El ataque animó a sus seguidores. El representante estatal Gary Gates, republicano, lo aprendió de primera mano cuando se retractó públicamente de su voto para revelar a Paxton a posteriori de combatir con las reacciones negativas de la cojín.
“Había cierta perfil de quienes lo apoyan que estaba suficiente molesta”, dijo Gates, que representa a un distrito suburbano en las ensanche de Houston. “Hay que combatir con esa sinceridad política”.
Paxton a menudo se jacta de poseer sido uno de los pocos republicanos que asistió al extensión de la campaña de Trump en Mar-A-Estero en 2022, cuando muchos miembros del partido lo habían negligente tras la violenta insurrección en el Capitolio de Estados Unidos.
“Cuando intentas eliminar a determinado como esos dos tipos que han luchado por nuestros títulos, y el mundo impávido está armado contra ellos, la familia va a morar o vencer”, dijo Aaron Reitz, un ex diputado de la oficina de Paxton que, con su respaldo, se postula para sucederlo.
“Espero que el ala establishment del Partido Republicano aprenda una consejo similar cuando intentaron eliminar a Trump, y es que no tienen el control de este partido”, dijo Reitz. “Las bases, el pueblo, tienen el control del partido y tienen que dejar de ponerse sus millones”.
Cómo llegó Paxton aquí
La profunda cojín de apoyo de Paxton se construye en parte a partir de sus demandas contra objetivos frecuentes de la derecha: casos de suspensión perfil que aparecieron en las portadas de los periódicos locales desde Beaumont hasta Amarillo. A lo dadivoso de su término como principal abogado de Texas, Paxton supervisó la transformación del estado de la Fortuna Solitaria en una incubadora de cuestiones ultraconservadoras, desde la defensa de las restricciones al fracaso hasta la advertencia de que los musulmanes intentarán introducir la ley islámica en Texas.
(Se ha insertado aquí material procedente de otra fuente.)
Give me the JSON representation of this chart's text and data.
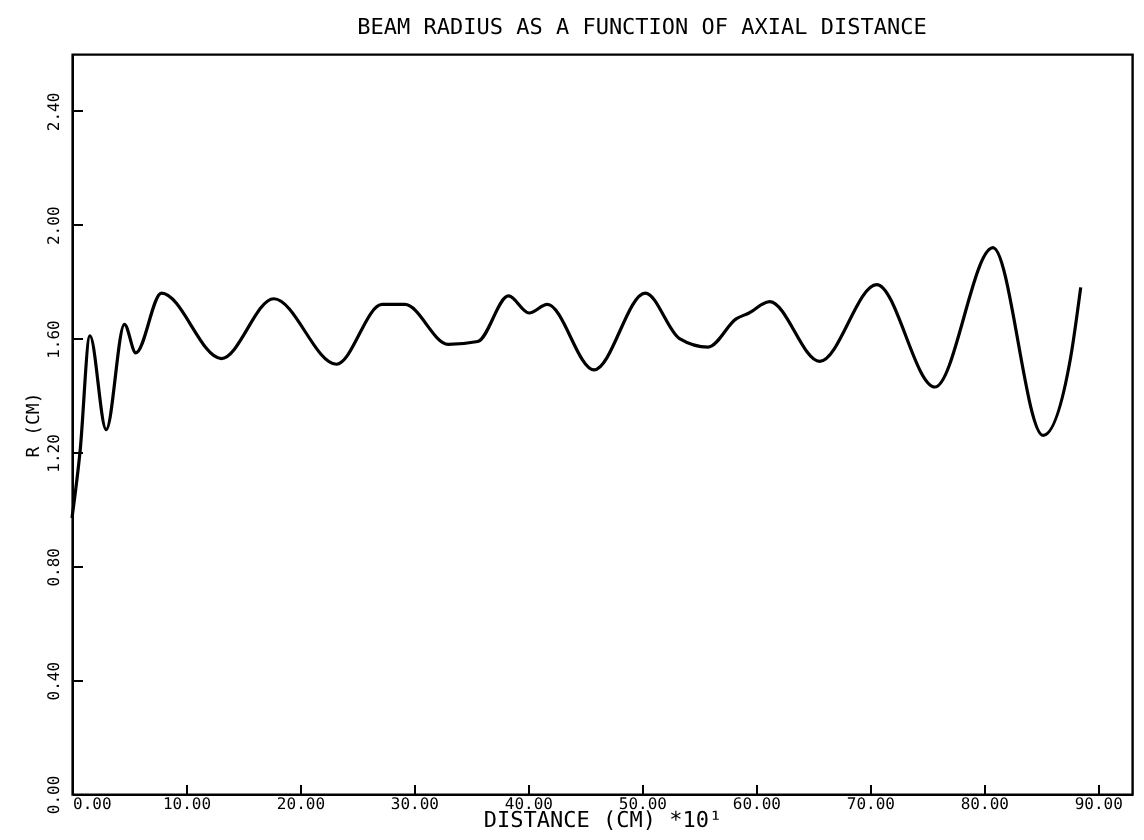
{
  "chart_data": {
    "type": "line",
    "title": "BEAM RADIUS AS A FUNCTION OF AXIAL DISTANCE",
    "xlabel": "DISTANCE (CM) *10¹",
    "ylabel": "R (CM)",
    "x": [
      0,
      0.7,
      1.57,
      3.0,
      4.6,
      5.6,
      7.85,
      13.1,
      17.7,
      23.2,
      27.2,
      29.2,
      33.0,
      35.6,
      38.3,
      40.1,
      41.7,
      45.8,
      50.3,
      53.3,
      55.8,
      58.3,
      59.4,
      61.2,
      65.6,
      70.6,
      75.7,
      80.8,
      85.2,
      87.6,
      88.5
    ],
    "series": [
      {
        "color": "#000000",
        "values": [
          0.97,
          1.2,
          1.61,
          1.28,
          1.65,
          1.55,
          1.76,
          1.53,
          1.74,
          1.51,
          1.72,
          1.72,
          1.58,
          1.59,
          1.75,
          1.69,
          1.72,
          1.49,
          1.76,
          1.6,
          1.57,
          1.67,
          1.69,
          1.73,
          1.52,
          1.79,
          1.43,
          1.92,
          1.26,
          1.53,
          1.78
        ]
      }
    ],
    "xlim": [
      0,
      93
    ],
    "ylim": [
      0,
      2.6
    ],
    "xticks": [
      {
        "value": 0,
        "label": "0.00"
      },
      {
        "value": 10,
        "label": "10.00"
      },
      {
        "value": 20,
        "label": "20.00"
      },
      {
        "value": 30,
        "label": "30.00"
      },
      {
        "value": 40,
        "label": "40.00"
      },
      {
        "value": 50,
        "label": "50.00"
      },
      {
        "value": 60,
        "label": "60.00"
      },
      {
        "value": 70,
        "label": "70.00"
      },
      {
        "value": 80,
        "label": "80.00"
      },
      {
        "value": 90,
        "label": "90.00"
      }
    ],
    "yticks": [
      {
        "value": 0,
        "label": "0.00"
      },
      {
        "value": 0.4,
        "label": "0.40"
      },
      {
        "value": 0.8,
        "label": "0.80"
      },
      {
        "value": 1.2,
        "label": "1.20"
      },
      {
        "value": 1.6,
        "label": "1.60"
      },
      {
        "value": 2.0,
        "label": "2.00"
      },
      {
        "value": 2.4,
        "label": "2.40"
      }
    ],
    "grid": false,
    "marker": "none",
    "line_style": "solid"
  }
}
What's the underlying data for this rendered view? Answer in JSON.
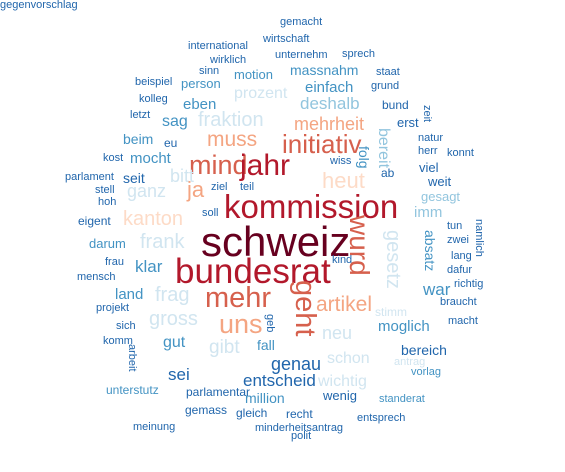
{
  "palette": {
    "darkest": "#67001f",
    "dark_red": "#b2182b",
    "red": "#d6604d",
    "salmon": "#f4a582",
    "peach": "#fddbc7",
    "pale_blue": "#d1e5f0",
    "light_blue": "#92c5de",
    "mid_blue": "#4393c3",
    "dark_blue": "#2166ac"
  },
  "words": [
    {
      "text": "gemacht",
      "color": "#2166ac"
    },
    {
      "text": "wirtschaft",
      "color": "#2166ac"
    },
    {
      "text": "international",
      "color": "#2166ac"
    },
    {
      "text": "sprech",
      "color": "#2166ac"
    },
    {
      "text": "wirklich",
      "color": "#2166ac"
    },
    {
      "text": "unternehm",
      "color": "#2166ac"
    },
    {
      "text": "sinn",
      "color": "#2166ac"
    },
    {
      "text": "motion",
      "color": "#4393c3"
    },
    {
      "text": "massnahm",
      "color": "#4393c3"
    },
    {
      "text": "staat",
      "color": "#2166ac"
    },
    {
      "text": "zeit",
      "color": "#2166ac"
    },
    {
      "text": "beispiel",
      "color": "#2166ac"
    },
    {
      "text": "person",
      "color": "#4393c3"
    },
    {
      "text": "einfach",
      "color": "#4393c3"
    },
    {
      "text": "grund",
      "color": "#2166ac"
    },
    {
      "text": "kolleg",
      "color": "#2166ac"
    },
    {
      "text": "prozent",
      "color": "#d1e5f0"
    },
    {
      "text": "letzt",
      "color": "#2166ac"
    },
    {
      "text": "eben",
      "color": "#4393c3"
    },
    {
      "text": "deshalb",
      "color": "#92c5de"
    },
    {
      "text": "bund",
      "color": "#2166ac"
    },
    {
      "text": "fraktion",
      "color": "#d1e5f0"
    },
    {
      "text": "mehrheit",
      "color": "#f4a582"
    },
    {
      "text": "sag",
      "color": "#4393c3"
    },
    {
      "text": "erst",
      "color": "#2166ac"
    },
    {
      "text": "natur",
      "color": "#2166ac"
    },
    {
      "text": "beim",
      "color": "#4393c3"
    },
    {
      "text": "muss",
      "color": "#f4a582"
    },
    {
      "text": "initiativ",
      "color": "#d6604d"
    },
    {
      "text": "bereit",
      "color": "#92c5de"
    },
    {
      "text": "herr",
      "color": "#2166ac"
    },
    {
      "text": "eu",
      "color": "#2166ac"
    },
    {
      "text": "konnt",
      "color": "#2166ac"
    },
    {
      "text": "kost",
      "color": "#2166ac"
    },
    {
      "text": "mocht",
      "color": "#4393c3"
    },
    {
      "text": "mind",
      "color": "#d6604d"
    },
    {
      "text": "jahr",
      "color": "#b2182b"
    },
    {
      "text": "folg",
      "color": "#4393c3"
    },
    {
      "text": "wiss",
      "color": "#2166ac"
    },
    {
      "text": "viel",
      "color": "#2166ac"
    },
    {
      "text": "parlament",
      "color": "#2166ac"
    },
    {
      "text": "seit",
      "color": "#2166ac"
    },
    {
      "text": "bitt",
      "color": "#d1e5f0"
    },
    {
      "text": "heut",
      "color": "#fddbc7"
    },
    {
      "text": "ab",
      "color": "#2166ac"
    },
    {
      "text": "weit",
      "color": "#2166ac"
    },
    {
      "text": "stell",
      "color": "#2166ac"
    },
    {
      "text": "ganz",
      "color": "#d1e5f0"
    },
    {
      "text": "ja",
      "color": "#f4a582"
    },
    {
      "text": "ziel",
      "color": "#2166ac"
    },
    {
      "text": "teil",
      "color": "#2166ac"
    },
    {
      "text": "gesagt",
      "color": "#92c5de"
    },
    {
      "text": "hoh",
      "color": "#2166ac"
    },
    {
      "text": "kommission",
      "color": "#b2182b"
    },
    {
      "text": "imm",
      "color": "#92c5de"
    },
    {
      "text": "eigent",
      "color": "#2166ac"
    },
    {
      "text": "kanton",
      "color": "#fddbc7"
    },
    {
      "text": "soll",
      "color": "#2166ac"
    },
    {
      "text": "tun",
      "color": "#2166ac"
    },
    {
      "text": "darum",
      "color": "#4393c3"
    },
    {
      "text": "frank",
      "color": "#d1e5f0"
    },
    {
      "text": "schweiz",
      "color": "#67001f"
    },
    {
      "text": "wurd",
      "color": "#d6604d"
    },
    {
      "text": "gesetz",
      "color": "#d1e5f0"
    },
    {
      "text": "zwei",
      "color": "#2166ac"
    },
    {
      "text": "namlich",
      "color": "#2166ac"
    },
    {
      "text": "frau",
      "color": "#2166ac"
    },
    {
      "text": "absatz",
      "color": "#4393c3"
    },
    {
      "text": "lang",
      "color": "#2166ac"
    },
    {
      "text": "mensch",
      "color": "#2166ac"
    },
    {
      "text": "klar",
      "color": "#4393c3"
    },
    {
      "text": "bundesrat",
      "color": "#b2182b"
    },
    {
      "text": "kind",
      "color": "#2166ac"
    },
    {
      "text": "dafur",
      "color": "#2166ac"
    },
    {
      "text": "war",
      "color": "#4393c3"
    },
    {
      "text": "richtig",
      "color": "#2166ac"
    },
    {
      "text": "land",
      "color": "#4393c3"
    },
    {
      "text": "frag",
      "color": "#d1e5f0"
    },
    {
      "text": "mehr",
      "color": "#d6604d"
    },
    {
      "text": "geht",
      "color": "#d6604d"
    },
    {
      "text": "artikel",
      "color": "#f4a582"
    },
    {
      "text": "braucht",
      "color": "#2166ac"
    },
    {
      "text": "projekt",
      "color": "#2166ac"
    },
    {
      "text": "gross",
      "color": "#d1e5f0"
    },
    {
      "text": "uns",
      "color": "#f4a582"
    },
    {
      "text": "moglich",
      "color": "#4393c3"
    },
    {
      "text": "stimm",
      "color": "#d1e5f0"
    },
    {
      "text": "macht",
      "color": "#2166ac"
    },
    {
      "text": "sich",
      "color": "#2166ac"
    },
    {
      "text": "geb",
      "color": "#2166ac"
    },
    {
      "text": "neu",
      "color": "#d1e5f0"
    },
    {
      "text": "komm",
      "color": "#2166ac"
    },
    {
      "text": "gut",
      "color": "#4393c3"
    },
    {
      "text": "gibt",
      "color": "#d1e5f0"
    },
    {
      "text": "fall",
      "color": "#4393c3"
    },
    {
      "text": "bereich",
      "color": "#2166ac"
    },
    {
      "text": "arbeit",
      "color": "#2166ac"
    },
    {
      "text": "genau",
      "color": "#2166ac"
    },
    {
      "text": "schon",
      "color": "#d1e5f0"
    },
    {
      "text": "antrag",
      "color": "#d1e5f0"
    },
    {
      "text": "sei",
      "color": "#2166ac"
    },
    {
      "text": "vorlag",
      "color": "#4393c3"
    },
    {
      "text": "entscheid",
      "color": "#2166ac"
    },
    {
      "text": "wichtig",
      "color": "#d1e5f0"
    },
    {
      "text": "unterstutz",
      "color": "#4393c3"
    },
    {
      "text": "parlamentar",
      "color": "#2166ac"
    },
    {
      "text": "wenig",
      "color": "#2166ac"
    },
    {
      "text": "million",
      "color": "#4393c3"
    },
    {
      "text": "standerat",
      "color": "#4393c3"
    },
    {
      "text": "gemass",
      "color": "#2166ac"
    },
    {
      "text": "gleich",
      "color": "#2166ac"
    },
    {
      "text": "recht",
      "color": "#2166ac"
    },
    {
      "text": "entsprech",
      "color": "#2166ac"
    },
    {
      "text": "meinung",
      "color": "#2166ac"
    },
    {
      "text": "minderheitsantrag",
      "color": "#2166ac"
    },
    {
      "text": "polit",
      "color": "#2166ac"
    },
    {
      "text": "gegenvorschlag",
      "color": "#2166ac"
    }
  ]
}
En un evento de campaña fresco en los suburbios de Houston mientras se llevaba a lado la votación anticipada, Paxton contó sus éxitos en la sala del tribunal a un clase reunido en un “rancho safari” en Richmond con pavos reales, cebras y cabras deambulando.
Paxton, hablando delante una multitud de unos 75 seguidores, relató el eclosión de su carrera, comenzando cuando decidió postularse para fiscal genérico durante su primer mandato en la reunión estatal porque veía al ex presidente Barack Obama como “una amenaza verdaderamente épica” que dependía excesivamente de órdenes ejecutivas para eludir al Congreso.
En su primera carrera por el AG, Paxton aprovechó la ola de insurgencia del Tea Party para derrocar a un establishment republicano respaldado por el ex presidente George W. Bush. Paxton dijo a la audiencia, entre risas, que demandó a Obama 27 veces en los 22 meses que coincidieron.
A posteriori de que Obama dejó el cargo y Trump ocupó su lado, Paxton desvió su inspección de la Casa Blanca y la dirigió en dirección a Silicon Valley. Demandó a Google (“que estaba haciendo cosas verdaderamente malas”), Facebook (“nos dieron mucho fortuna”), Twitter (“ayer de Elon”) y Pfizer (“mintieron sobre la vacuna”).
Luego, Paxton se obsesionó con investigar las acusaciones de fraude electoral, lo que lo convirtió en una figura fundamental en los infructuosos esfuerzos de Trump por anular los resultados de las elecciones de 2020. Incluso presentó un caso directamente delante la Corte Suprema buscando invalidar los resultados electorales en Pensilvania y otros estados en disputa, aunque los jueces rechazaron su intento y dictaminaron que Texas no tenía certificación activa.
Cuando Joe Biden prestó insulto, Paxton reanudó su ataque contra el gobierno federal. Luego, Trump fue reelegido en 2024, dijo Paxton, y “sentía que no tenía una empresa. Había cumplido mis tres misiones diferentes. Sentí que 12 abriles eran suficientes”.
“Y miré a mi rodeando”, dijo Paxton a la multitud, “y vi a un tipo: John Cornyn”.
Adam Wren contribuyó con el reportaje.